Gestern Morgen

von Jana Fischer (Kommentare: 0)

...so sah es gestern Morgen beim Blick aus dem Fenster aus.

 

winter

Feiner, leichter Schnee deckte alles Unerledigte ab.

Ist das ein Zeichen zum Innehalten gerade zum 1.Advent?

Ja, ich werte es so. Draußen zwingt uns der Schnee in seiner reinen, weißen Art zum Entschleunigen. Er deckt die nicht verräumten Laubhaufen, den nicht noch einmal gemähten Rasen und die letzten vergessenen Sommerblumen einfach ab.

Das einzigste, was er nicht abdecken kann, ist die noch fehlende dezente Adventsbeleuchtung. 

Nutzen wir diese Symbolkraft auch für Innen!

Lassen Sie uns den Speed aus dem Leben nehmen und uns achtsam der Adventszeit widmen.
Mit dem Blick aus dem Fenster drängte sich mir die Frage auf, muss man wirklich alles in den letzten Rest des Jahres pressen. Nein! Einfach das liegenlassen, was auch im Inneren abgedeckt werden kann und was im Frühjahr mit der einsetzenden Schneeschmelze noch auf uns wartet.

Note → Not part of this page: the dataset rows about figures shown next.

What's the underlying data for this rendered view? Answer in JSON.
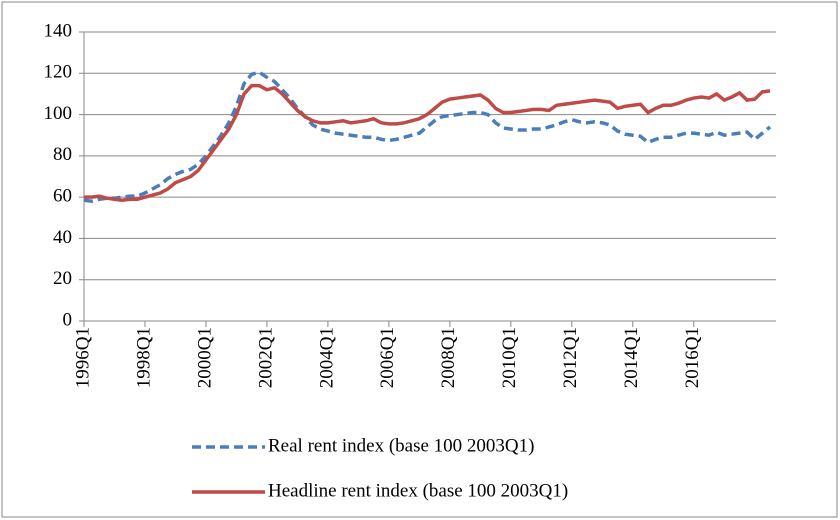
{
  "chart_data": {
    "type": "line",
    "categories": [
      "1996Q1",
      null,
      null,
      null,
      null,
      null,
      null,
      null,
      "1998Q1",
      null,
      null,
      null,
      null,
      null,
      null,
      null,
      "2000Q1",
      null,
      null,
      null,
      null,
      null,
      null,
      null,
      "2002Q1",
      null,
      null,
      null,
      null,
      null,
      null,
      null,
      "2004Q1",
      null,
      null,
      null,
      null,
      null,
      null,
      null,
      "2006Q1",
      null,
      null,
      null,
      null,
      null,
      null,
      null,
      "2008Q1",
      null,
      null,
      null,
      null,
      null,
      null,
      null,
      "2010Q1",
      null,
      null,
      null,
      null,
      null,
      null,
      null,
      "2012Q1",
      null,
      null,
      null,
      null,
      null,
      null,
      null,
      "2014Q1",
      null,
      null,
      null,
      null,
      null,
      null,
      null,
      "2016Q1",
      null,
      null,
      null,
      null,
      null,
      null,
      null,
      null,
      null,
      null
    ],
    "series": [
      {
        "name": "Real rent index (base 100 2003Q1)",
        "color": "#4a7ebb",
        "dashed": true,
        "values": [
          58.5,
          58,
          59,
          59.5,
          59.5,
          60,
          60.5,
          60.5,
          62,
          64,
          66,
          69,
          71,
          72.5,
          73.5,
          76,
          80,
          85,
          90,
          96,
          104,
          115,
          119.5,
          120.5,
          118,
          116,
          112,
          108,
          103,
          99,
          95,
          93,
          92,
          91,
          90.5,
          90,
          89.5,
          89,
          89,
          88,
          87.5,
          88,
          89,
          90,
          91,
          94,
          97,
          99,
          99.5,
          100,
          100.5,
          101,
          101,
          100,
          96,
          93.5,
          93,
          92.5,
          92.5,
          93,
          93,
          94,
          95,
          96.5,
          97.5,
          96.5,
          96,
          96.5,
          96,
          95,
          92,
          90.5,
          90,
          89.5,
          86.5,
          88,
          89,
          89,
          90,
          91,
          91,
          90.5,
          90,
          91.5,
          90,
          90.5,
          91,
          91.5,
          88,
          91,
          94
        ]
      },
      {
        "name": "Headline rent index (base 100 2003Q1)",
        "color": "#be4b48",
        "dashed": false,
        "values": [
          60,
          60,
          60.5,
          59.5,
          59,
          58.5,
          59,
          59,
          60,
          61,
          62,
          64,
          67,
          68.5,
          70,
          73,
          78,
          83,
          88,
          93,
          100,
          110,
          114,
          114,
          112,
          113,
          110,
          106,
          102,
          99,
          97,
          96,
          96,
          96.5,
          97,
          96,
          96.5,
          97,
          98,
          96,
          95.5,
          95.5,
          96,
          97,
          98,
          100,
          103,
          106,
          107.5,
          108,
          108.5,
          109,
          109.5,
          107,
          103,
          101,
          101,
          101.5,
          102,
          102.5,
          102.5,
          102,
          104.5,
          105,
          105.5,
          106,
          106.5,
          107,
          106.5,
          106,
          103,
          104,
          104.5,
          105,
          101,
          103,
          104.5,
          104.5,
          105.5,
          107,
          108,
          108.5,
          108,
          110,
          107,
          108.5,
          110.5,
          107,
          107.5,
          111,
          111.5
        ]
      }
    ],
    "ylim": [
      0,
      140
    ],
    "yticks": [
      0,
      20,
      40,
      60,
      80,
      100,
      120,
      140
    ],
    "grid": true
  }
}
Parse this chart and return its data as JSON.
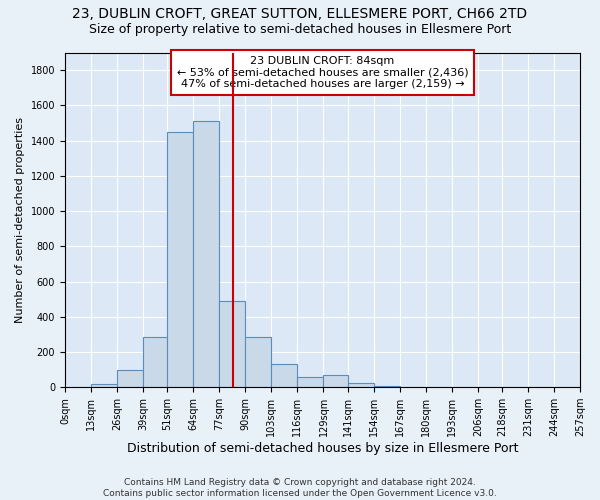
{
  "title": "23, DUBLIN CROFT, GREAT SUTTON, ELLESMERE PORT, CH66 2TD",
  "subtitle": "Size of property relative to semi-detached houses in Ellesmere Port",
  "xlabel": "Distribution of semi-detached houses by size in Ellesmere Port",
  "ylabel": "Number of semi-detached properties",
  "bin_edges": [
    0,
    13,
    26,
    39,
    51,
    64,
    77,
    90,
    103,
    116,
    129,
    141,
    154,
    167,
    180,
    193,
    206,
    218,
    231,
    244,
    257
  ],
  "bin_labels": [
    "0sqm",
    "13sqm",
    "26sqm",
    "39sqm",
    "51sqm",
    "64sqm",
    "77sqm",
    "90sqm",
    "103sqm",
    "116sqm",
    "129sqm",
    "141sqm",
    "154sqm",
    "167sqm",
    "180sqm",
    "193sqm",
    "206sqm",
    "218sqm",
    "231sqm",
    "244sqm",
    "257sqm"
  ],
  "bar_heights": [
    2,
    20,
    100,
    285,
    1450,
    1510,
    490,
    285,
    130,
    60,
    70,
    25,
    5,
    2,
    0,
    0,
    0,
    0,
    0,
    2
  ],
  "bar_color": "#c9d9e8",
  "bar_edge_color": "#5b8db8",
  "property_size": 84,
  "vline_color": "#cc0000",
  "annotation_line1": "23 DUBLIN CROFT: 84sqm",
  "annotation_line2": "← 53% of semi-detached houses are smaller (2,436)",
  "annotation_line3": "47% of semi-detached houses are larger (2,159) →",
  "annotation_box_edgecolor": "#cc0000",
  "ylim": [
    0,
    1900
  ],
  "yticks": [
    0,
    200,
    400,
    600,
    800,
    1000,
    1200,
    1400,
    1600,
    1800
  ],
  "footer": "Contains HM Land Registry data © Crown copyright and database right 2024.\nContains public sector information licensed under the Open Government Licence v3.0.",
  "bg_color": "#e8f0f8",
  "plot_bg_color": "#dce8f5",
  "grid_color": "#ffffff",
  "title_fontsize": 10,
  "subtitle_fontsize": 9,
  "ylabel_fontsize": 8,
  "xlabel_fontsize": 9,
  "tick_fontsize": 7,
  "footer_fontsize": 6.5,
  "annotation_fontsize": 8
}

Nun am Ende des ersten Adventsonntag widme ich mich nun auch endlich mal der Adventsdekoration und werde das erste Licht noch ein paar Stunden genießen.

Und irgendwie werde ich den Gedanken nicht los, dass die langen Lieferfristen der Innenraumtüren für meine neue Praxis mir irgendwie bei dem Blick aus dem Fenster geholfen haben.

Wie war das gleich noch mal?

Habe den Mut, Dinge zu ändern die du ändern kannst!
Habe die Gelassenheit, Dinge hinzunehmen, die du nicht ändern kannst!
Und habe die Weisheit, das eine vom anderen zu unterscheiden!

In diesem Sinne wünsche ich Ihnen und Ihren Familien ein wunderbar entschleunigte Adventszeit mit dem Blick auf das wesentliche.